Last modified: 2014-06-09

Abstract


Concentration profiles of signaling molecules, also known as morphogen gradients, play a critical role
in the development of multi-cellular organisms by determining polarity and spatial patterning that leads
to further tissue differentiation. Significant advances in studying morphogen gradients have been achieved
recently when the formation of signaling molecules profiles has been visualized with high temporal
and spatial resolution. A widely used approach to explain the establishment of concentration gradients assumes
that signaling molecules are produced locally, then spread via a free diffusion and degraded uniformly.

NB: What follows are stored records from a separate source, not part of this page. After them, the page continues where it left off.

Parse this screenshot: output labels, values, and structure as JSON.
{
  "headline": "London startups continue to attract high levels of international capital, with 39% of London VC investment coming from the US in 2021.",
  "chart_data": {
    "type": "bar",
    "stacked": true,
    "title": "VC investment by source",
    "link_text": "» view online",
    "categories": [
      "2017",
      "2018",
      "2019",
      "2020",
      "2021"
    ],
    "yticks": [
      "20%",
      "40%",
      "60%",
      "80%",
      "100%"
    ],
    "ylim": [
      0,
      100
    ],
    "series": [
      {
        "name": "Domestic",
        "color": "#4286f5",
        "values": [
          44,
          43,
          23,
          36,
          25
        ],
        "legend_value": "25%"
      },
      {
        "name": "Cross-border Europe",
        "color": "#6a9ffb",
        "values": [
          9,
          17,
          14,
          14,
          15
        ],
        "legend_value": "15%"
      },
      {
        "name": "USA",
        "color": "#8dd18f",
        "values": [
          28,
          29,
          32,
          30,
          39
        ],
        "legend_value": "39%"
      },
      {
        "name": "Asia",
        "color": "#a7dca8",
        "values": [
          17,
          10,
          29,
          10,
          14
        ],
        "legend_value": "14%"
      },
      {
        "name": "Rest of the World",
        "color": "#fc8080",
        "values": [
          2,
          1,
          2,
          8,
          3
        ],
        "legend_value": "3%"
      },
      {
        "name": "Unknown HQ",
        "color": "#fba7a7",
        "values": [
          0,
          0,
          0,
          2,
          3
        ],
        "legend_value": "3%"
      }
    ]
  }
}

However, recent experiments have also produced controversial observations concerning the feasibility
of this theoretical description. In addition, it has been shown that time to establish the morphogen gradient
yield surprising linear scaling as a function of length, not expected for the systems with unbiased diffusion processes.
Current theoretical views utilize continuum models that produce unphysical behavior at limiting cases.
We propose here a theoretical approach based on discrete-state stochastic analysis that provides
a possible microscopic mechanism of these complex phenomena. It is argued that relaxation times are mostly determined
by first-passage times and the degradation effectively accelerates diffusion of signaling particles by removing slow
moving molecules. Thus the degradation works as an effective potential that drives signaling molecules away from the source.
Our theoretical analysis indicates that spatial and temporal features of degradation
efficiently control the establishment of signaling molecules profiles.